How about on a USB stick?
I am interested in using your technique to load multiple Live CDs onto individual partitions on a USB memory stick and use the simple GRUB chainloader to decide which to start. This would mostly be for demonstrating various Linux distros, and for troubleshooting and recovering borked computers. The keychain Swiss Army Knife for computers.
The challenge for me is in how to get the Live CDs installed into a partition so that it includes its own bootloader. The CDs normally uses isolinux. I need to change to extlinux when I copy the files to the USB stick partitions, then change the various file and directory names from isolinux to extlinux. It should work, but I am still having trouble getting the extlinux installation correct.

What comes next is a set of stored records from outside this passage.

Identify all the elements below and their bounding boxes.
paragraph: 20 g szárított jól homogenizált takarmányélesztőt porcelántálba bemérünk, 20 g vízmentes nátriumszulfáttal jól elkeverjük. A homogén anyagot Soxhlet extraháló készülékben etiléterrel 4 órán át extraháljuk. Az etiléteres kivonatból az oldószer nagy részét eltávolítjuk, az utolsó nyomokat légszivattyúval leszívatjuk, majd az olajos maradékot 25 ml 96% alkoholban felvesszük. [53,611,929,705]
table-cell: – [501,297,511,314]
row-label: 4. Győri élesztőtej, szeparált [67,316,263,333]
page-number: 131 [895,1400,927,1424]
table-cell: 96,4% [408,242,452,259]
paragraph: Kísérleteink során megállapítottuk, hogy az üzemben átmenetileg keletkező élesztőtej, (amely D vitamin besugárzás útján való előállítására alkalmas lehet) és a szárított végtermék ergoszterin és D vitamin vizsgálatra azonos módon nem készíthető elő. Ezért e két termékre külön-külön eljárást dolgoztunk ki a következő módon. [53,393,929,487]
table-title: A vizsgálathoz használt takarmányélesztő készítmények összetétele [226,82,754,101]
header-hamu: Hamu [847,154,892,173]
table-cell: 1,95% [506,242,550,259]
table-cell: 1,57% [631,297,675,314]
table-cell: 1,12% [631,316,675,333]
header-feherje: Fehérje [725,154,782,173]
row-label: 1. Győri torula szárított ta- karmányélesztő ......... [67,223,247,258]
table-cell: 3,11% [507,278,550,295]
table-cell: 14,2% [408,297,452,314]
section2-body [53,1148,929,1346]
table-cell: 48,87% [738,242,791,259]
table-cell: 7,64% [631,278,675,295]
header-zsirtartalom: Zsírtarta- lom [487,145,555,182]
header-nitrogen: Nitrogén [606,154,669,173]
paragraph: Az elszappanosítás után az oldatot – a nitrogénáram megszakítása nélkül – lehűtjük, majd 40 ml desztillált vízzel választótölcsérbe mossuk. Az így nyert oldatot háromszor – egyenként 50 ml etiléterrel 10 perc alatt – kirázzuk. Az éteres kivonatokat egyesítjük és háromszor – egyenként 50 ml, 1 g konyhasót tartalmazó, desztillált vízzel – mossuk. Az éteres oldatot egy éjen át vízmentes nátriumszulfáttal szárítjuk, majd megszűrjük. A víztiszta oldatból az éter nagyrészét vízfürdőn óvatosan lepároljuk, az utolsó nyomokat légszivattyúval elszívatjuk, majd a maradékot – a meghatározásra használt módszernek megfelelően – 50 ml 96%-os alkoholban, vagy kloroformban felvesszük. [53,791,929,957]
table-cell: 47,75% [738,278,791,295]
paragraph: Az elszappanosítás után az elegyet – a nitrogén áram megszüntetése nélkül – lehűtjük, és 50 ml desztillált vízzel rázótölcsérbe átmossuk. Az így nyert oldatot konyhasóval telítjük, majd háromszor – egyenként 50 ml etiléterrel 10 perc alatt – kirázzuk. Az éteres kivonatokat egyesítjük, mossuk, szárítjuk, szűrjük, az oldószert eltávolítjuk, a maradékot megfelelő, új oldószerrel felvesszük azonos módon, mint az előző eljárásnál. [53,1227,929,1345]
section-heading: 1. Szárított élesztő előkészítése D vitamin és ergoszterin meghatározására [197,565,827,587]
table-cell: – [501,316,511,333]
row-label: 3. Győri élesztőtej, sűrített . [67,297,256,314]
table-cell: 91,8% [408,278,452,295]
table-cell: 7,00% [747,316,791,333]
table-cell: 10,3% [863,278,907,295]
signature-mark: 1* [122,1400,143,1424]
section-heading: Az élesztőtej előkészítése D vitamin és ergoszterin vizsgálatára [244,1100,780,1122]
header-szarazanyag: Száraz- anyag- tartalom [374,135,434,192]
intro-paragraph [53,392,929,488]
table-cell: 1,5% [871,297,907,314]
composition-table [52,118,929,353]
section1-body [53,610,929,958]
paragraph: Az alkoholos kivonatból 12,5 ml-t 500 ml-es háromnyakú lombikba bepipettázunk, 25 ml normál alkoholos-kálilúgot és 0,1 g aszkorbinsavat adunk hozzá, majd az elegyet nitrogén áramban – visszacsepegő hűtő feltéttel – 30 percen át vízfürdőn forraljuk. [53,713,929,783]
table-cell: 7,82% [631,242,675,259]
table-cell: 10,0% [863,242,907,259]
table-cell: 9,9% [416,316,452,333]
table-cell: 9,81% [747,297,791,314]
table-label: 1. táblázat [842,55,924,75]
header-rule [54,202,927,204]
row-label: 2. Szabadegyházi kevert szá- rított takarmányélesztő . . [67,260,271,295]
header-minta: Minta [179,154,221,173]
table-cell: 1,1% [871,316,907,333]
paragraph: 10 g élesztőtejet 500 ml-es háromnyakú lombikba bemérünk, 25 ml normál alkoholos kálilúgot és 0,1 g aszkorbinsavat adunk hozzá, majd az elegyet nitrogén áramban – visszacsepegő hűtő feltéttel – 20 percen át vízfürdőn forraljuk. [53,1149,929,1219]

I am trying to install the Ubuntu Live CD into the fifth partition of my USB stick. I copied all the files, changed the names to extlinux, installed extlinux, set the boot flag on the partition in order to test it, but it doesn't boot. I just get "boot error".
Once I get it to boot correctly from its partition, I will change the boot flag back to the first partition where I have GRUB and boot it using the chainloader command.
On my 8Gb USB stick, I plan to use the first 2Gb for a data only (FAT) partition. I have Puppy Linux installed in the next partition, and it is working fine with the GRUB chainloader. The next partition is the System Rescue CD, and I can't get chainloader working yet. The next partition is the Ubuntu Live CD, and chainloader isn't working yet there either.
Since Puppy is an actual full install, it installed its own extlinux bootloader, so it worked fine. Since I am copying files from bootable CDs into the respective partitions for the next two, I have to manually get extlinux working on them. I seem to be missing something, probably related to the partition's boot sectors, but I'm still working on it.
Thanks for the great thread! I'm a Linux Newbie and learning a lot!